Ausstellungen in den letzten Jahren zur Nazi-Kunst.

Trotz der geringen öffentlichen Wahrnehmung wächst das Interesse an der Auseinandersetzung mit der Kunst des Dritten Reiches.

  • 2017: „Artige Kunst“ in Museen in Bochum, Rostock und Regensburg
  • 2019: „Design des Dritten Reiches“ im Designmuseum in Den Bosch
  • 2021: Deutsches Historisches Museum die Aufmerksamkeit den oft erfolgreichen Karrieren der betroffenen Künstler nach dem Zweiten Weltkrieg.
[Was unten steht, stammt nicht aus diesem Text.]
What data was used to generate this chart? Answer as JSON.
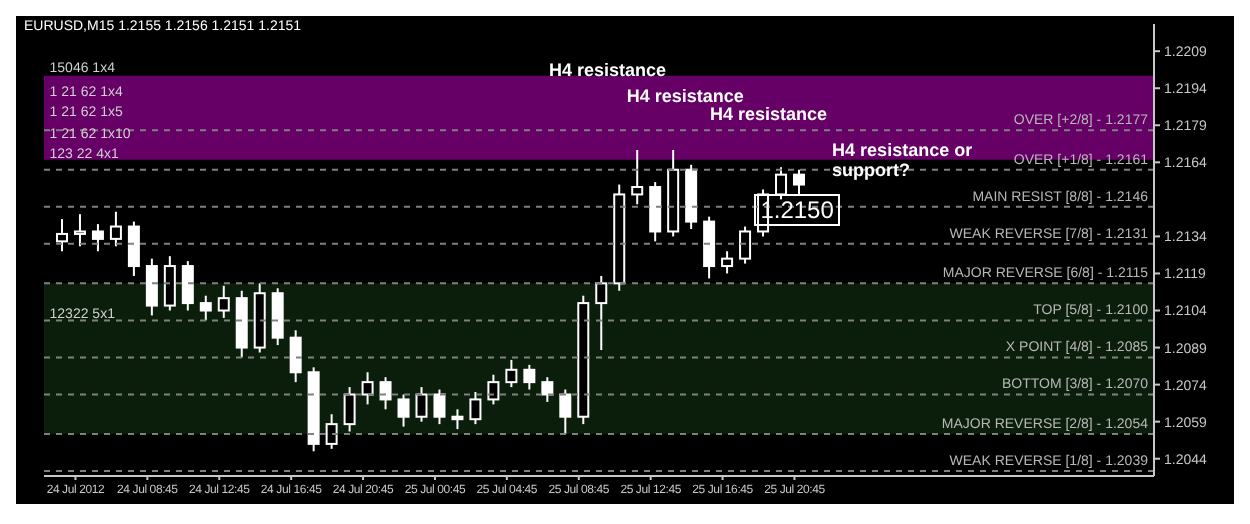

  • 2020–2023: Die Pinakothek der Moderne in München zeigte das Triptychon „Die vier Elemente“ von Adolf Ziegler in der Dauerausstellung. Das Werk wurde für den Führerbau, Hitlers Empfangshalle in München, gemalt, wo es über dem Kamin hing.
  1. Im Vergleich dazu kostete im Jahr 1933 ein durchschnittliches Einfamilienhaus nach zeitgenössischen Statistiken zwischen 3.000 und 8.000 Reichsmark.
  2. Ab 1937 zierte die Göttin Pallas Athene auch das Cover der Zeitschrift „Die Kunst im Dritten Reich“, die bei dem parteieigenen „Eher“-Verlag erschien. Sie hatte eine Auflage von bis zu 50.000 Exemplaren.
  3. Diese Fotopostkarten wurden von Heinrich Hoffmann herausgegeben, der damit hohe Einnahmen erzielte.